Er wordt namelijk verwacht dat ITER elk jaar zo’n kilogram aan tritium zal gebruiken tijdens zijn experimentele reacties. Bovendien zijn een aantal start-ups ook begonnen aan de ontwikkeling van de technologie. Daardoor zou maar bitter weinig tritium overblijven eenmaal de technologie matuur genoeg is om op de markt te worden gebracht.

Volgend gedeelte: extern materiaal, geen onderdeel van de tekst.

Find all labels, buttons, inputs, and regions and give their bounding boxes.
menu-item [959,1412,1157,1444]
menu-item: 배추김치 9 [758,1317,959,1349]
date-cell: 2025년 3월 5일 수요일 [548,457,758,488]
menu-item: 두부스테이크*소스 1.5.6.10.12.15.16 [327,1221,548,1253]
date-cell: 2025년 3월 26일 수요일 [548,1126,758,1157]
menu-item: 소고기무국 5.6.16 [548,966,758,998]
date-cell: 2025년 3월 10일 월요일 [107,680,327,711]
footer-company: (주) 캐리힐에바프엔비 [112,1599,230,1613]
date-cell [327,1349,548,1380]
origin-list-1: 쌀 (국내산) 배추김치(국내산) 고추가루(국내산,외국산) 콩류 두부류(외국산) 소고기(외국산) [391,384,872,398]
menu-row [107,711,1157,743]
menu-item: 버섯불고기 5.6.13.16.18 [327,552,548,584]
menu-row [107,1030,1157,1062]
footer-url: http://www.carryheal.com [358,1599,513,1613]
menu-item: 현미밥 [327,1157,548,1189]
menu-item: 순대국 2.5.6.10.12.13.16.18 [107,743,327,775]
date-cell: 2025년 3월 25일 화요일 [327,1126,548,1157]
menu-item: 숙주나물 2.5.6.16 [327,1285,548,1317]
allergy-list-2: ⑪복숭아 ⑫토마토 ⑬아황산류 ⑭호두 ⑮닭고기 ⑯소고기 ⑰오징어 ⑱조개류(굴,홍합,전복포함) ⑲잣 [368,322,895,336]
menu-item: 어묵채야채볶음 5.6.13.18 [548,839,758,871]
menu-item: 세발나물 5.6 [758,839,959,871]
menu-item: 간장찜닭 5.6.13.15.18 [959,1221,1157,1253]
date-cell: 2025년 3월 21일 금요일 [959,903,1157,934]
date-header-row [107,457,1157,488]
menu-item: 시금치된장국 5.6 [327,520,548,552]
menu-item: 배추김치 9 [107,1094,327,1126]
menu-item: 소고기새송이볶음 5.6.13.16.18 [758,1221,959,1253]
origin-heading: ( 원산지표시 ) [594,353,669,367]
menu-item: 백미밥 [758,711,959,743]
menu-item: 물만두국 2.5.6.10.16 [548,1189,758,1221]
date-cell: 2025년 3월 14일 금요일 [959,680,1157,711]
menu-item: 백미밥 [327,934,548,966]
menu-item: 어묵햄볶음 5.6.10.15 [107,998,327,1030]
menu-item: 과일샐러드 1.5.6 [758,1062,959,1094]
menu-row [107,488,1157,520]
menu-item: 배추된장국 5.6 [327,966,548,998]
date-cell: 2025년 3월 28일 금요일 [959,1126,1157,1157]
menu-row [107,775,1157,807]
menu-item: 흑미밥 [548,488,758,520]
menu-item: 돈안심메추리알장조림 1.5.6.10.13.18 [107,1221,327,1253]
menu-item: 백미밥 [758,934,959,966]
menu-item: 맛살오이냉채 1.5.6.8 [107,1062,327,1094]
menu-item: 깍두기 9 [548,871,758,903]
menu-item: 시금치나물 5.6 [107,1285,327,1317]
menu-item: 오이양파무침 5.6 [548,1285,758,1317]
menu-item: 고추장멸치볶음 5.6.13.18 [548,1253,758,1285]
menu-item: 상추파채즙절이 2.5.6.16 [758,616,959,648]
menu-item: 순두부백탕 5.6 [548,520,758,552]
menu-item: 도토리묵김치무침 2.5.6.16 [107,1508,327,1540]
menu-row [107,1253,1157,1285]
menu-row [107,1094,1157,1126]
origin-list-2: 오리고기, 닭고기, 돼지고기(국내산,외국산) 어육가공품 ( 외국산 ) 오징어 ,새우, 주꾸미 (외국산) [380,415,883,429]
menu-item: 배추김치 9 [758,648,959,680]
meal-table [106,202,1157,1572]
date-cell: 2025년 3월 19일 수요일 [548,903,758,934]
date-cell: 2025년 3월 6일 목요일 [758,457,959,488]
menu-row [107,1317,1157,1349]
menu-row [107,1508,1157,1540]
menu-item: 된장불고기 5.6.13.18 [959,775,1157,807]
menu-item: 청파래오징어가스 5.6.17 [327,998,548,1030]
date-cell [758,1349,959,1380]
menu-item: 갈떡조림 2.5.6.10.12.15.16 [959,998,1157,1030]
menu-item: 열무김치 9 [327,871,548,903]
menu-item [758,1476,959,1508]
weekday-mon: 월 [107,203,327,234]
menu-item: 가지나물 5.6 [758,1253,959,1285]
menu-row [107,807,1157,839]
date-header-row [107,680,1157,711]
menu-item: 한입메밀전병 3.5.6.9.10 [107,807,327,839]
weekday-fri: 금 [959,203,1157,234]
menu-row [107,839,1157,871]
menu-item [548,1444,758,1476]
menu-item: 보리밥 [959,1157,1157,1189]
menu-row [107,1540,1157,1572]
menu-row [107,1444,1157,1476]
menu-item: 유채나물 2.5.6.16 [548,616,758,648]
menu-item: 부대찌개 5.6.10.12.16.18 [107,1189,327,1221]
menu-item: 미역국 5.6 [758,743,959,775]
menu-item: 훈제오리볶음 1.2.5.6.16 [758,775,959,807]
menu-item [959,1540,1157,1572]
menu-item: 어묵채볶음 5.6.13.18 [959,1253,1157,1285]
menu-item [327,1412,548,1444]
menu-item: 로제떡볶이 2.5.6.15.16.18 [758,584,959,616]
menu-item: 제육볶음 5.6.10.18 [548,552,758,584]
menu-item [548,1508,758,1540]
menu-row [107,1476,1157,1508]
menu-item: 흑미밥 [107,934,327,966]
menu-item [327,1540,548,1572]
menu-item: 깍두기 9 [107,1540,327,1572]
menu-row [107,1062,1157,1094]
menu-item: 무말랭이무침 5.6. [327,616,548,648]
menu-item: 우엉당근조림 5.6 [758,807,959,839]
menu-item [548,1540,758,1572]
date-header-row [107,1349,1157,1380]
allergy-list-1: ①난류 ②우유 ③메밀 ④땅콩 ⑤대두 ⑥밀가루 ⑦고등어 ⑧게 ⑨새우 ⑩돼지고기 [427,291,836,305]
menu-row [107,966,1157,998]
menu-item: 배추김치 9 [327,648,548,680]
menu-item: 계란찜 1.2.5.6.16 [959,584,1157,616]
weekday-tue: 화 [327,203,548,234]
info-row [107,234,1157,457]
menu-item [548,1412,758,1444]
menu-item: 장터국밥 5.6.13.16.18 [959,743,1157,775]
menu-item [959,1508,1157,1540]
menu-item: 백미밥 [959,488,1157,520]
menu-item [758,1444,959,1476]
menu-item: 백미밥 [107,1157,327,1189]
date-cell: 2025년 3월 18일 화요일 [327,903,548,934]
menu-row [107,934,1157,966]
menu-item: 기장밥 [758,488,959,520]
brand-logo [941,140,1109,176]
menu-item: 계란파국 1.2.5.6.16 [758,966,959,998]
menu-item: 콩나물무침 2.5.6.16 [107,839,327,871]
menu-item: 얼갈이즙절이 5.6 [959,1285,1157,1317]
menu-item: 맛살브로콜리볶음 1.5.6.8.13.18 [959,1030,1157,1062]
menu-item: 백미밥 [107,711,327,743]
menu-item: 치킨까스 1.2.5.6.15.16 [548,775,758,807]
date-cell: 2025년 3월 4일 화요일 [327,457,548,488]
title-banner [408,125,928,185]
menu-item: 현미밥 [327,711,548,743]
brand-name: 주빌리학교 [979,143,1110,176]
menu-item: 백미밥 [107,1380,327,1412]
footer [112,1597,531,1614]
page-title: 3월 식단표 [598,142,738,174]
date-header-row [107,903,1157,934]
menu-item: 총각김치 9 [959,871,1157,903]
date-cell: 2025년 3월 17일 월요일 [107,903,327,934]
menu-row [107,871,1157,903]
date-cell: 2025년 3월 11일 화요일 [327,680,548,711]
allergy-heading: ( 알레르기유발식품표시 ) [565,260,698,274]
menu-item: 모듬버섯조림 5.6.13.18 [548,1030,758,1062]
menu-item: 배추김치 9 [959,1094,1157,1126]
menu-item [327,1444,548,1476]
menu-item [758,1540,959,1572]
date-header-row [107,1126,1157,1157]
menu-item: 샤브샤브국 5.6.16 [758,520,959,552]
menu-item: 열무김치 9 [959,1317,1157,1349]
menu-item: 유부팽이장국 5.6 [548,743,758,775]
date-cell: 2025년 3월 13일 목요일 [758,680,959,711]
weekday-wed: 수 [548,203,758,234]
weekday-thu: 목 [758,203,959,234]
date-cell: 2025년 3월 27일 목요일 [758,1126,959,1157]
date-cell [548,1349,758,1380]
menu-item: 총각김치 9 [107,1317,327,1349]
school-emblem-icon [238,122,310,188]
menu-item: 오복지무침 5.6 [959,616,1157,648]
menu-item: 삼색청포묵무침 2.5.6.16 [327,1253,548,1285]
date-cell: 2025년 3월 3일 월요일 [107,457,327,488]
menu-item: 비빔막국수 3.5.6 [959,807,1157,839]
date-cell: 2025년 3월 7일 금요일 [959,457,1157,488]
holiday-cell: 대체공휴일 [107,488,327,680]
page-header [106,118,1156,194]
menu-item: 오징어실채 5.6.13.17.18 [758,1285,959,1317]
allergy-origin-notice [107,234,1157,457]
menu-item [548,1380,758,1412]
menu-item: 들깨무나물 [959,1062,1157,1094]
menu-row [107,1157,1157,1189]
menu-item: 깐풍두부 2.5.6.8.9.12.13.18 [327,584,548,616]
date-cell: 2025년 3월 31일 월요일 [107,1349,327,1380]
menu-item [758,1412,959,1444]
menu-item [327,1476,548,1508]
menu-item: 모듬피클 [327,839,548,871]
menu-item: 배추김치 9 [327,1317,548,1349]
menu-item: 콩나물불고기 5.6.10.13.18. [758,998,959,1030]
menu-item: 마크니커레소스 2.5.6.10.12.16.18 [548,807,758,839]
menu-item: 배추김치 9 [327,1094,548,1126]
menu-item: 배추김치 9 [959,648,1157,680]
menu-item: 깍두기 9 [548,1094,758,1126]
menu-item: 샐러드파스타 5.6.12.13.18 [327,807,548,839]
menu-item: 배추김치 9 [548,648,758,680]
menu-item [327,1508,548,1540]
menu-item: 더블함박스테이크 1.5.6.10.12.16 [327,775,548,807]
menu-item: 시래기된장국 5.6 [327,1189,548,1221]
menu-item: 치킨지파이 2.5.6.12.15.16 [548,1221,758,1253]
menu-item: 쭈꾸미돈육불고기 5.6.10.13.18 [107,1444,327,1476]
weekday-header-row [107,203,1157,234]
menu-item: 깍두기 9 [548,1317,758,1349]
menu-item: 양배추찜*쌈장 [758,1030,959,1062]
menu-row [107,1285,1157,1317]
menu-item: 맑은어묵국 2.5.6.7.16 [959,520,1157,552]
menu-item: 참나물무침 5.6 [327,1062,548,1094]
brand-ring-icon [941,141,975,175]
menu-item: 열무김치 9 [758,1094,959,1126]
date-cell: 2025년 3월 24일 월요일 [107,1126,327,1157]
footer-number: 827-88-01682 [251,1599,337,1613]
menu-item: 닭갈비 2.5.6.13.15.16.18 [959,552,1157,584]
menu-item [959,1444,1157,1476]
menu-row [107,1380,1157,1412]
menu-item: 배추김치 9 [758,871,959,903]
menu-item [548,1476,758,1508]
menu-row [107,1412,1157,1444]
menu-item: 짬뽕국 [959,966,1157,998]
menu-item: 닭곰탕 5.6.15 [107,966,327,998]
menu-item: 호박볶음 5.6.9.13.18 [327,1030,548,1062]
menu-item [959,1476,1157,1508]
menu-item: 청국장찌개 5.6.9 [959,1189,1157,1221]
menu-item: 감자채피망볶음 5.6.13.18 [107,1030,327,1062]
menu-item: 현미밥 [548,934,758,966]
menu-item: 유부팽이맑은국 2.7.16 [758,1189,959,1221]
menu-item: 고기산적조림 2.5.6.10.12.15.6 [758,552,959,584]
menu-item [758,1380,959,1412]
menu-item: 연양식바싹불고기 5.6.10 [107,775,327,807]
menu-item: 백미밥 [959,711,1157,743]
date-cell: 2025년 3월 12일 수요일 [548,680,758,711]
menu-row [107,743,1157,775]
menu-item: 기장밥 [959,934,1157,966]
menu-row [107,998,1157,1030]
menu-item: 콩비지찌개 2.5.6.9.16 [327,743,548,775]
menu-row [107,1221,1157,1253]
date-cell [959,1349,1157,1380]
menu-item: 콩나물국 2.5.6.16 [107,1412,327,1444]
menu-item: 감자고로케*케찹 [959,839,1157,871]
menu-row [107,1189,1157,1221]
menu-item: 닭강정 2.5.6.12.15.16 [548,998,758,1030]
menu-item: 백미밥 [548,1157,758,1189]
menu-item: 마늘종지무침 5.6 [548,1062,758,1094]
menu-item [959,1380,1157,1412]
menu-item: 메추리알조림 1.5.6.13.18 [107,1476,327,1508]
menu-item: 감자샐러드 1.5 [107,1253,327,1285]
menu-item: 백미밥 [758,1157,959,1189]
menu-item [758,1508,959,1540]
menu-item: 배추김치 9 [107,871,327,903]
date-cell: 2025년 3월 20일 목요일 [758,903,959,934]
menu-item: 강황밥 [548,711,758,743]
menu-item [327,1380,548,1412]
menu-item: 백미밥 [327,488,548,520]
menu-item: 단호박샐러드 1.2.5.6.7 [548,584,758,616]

Kernfusie zelf kan de oplossing zijn

Hoewel de voorraad momenteel allesbehalve verzekerd is, hopen onderzoekers dat daar verandering in komt eenmaal kernfusiereactoren op gang komen. Tijdens het ITER-project zal bijvoorbeeld worden onderzocht hoe tritium ‘gekweekt’ kan worden in de reactor zelf. Bij de fusiereactie tussen tritium en deuterium komen immers neutronen vrij, die soms aan hoge snelheid aan het plasma in de reactorkamer ontsnappen. 

Door de binnenste muur van de reactorkamer te bedekken met lithium, hopen wetenschappers immers dat die neutronen daarmee botsen, waarbij tritium zou kunnen worden geproduceerd. Lithium, dat ook in bijvoorbeeld batterijen wordt gebruikt, is relatief veelvoorkomend, waardoor wetenschappers hopen dat kernfusiereactoren een zo goed als ongelimiteerde bron van tritium kunnen vormen.

Het is voorlopig nog afwachten om te zien of het kweken van tritium in de praktijk werkt. Tot nu toe is het concept nog nooit in de praktijk getest, waardoor de toekomst van kernfusietechnologie voorlopig nog onzeker blijft.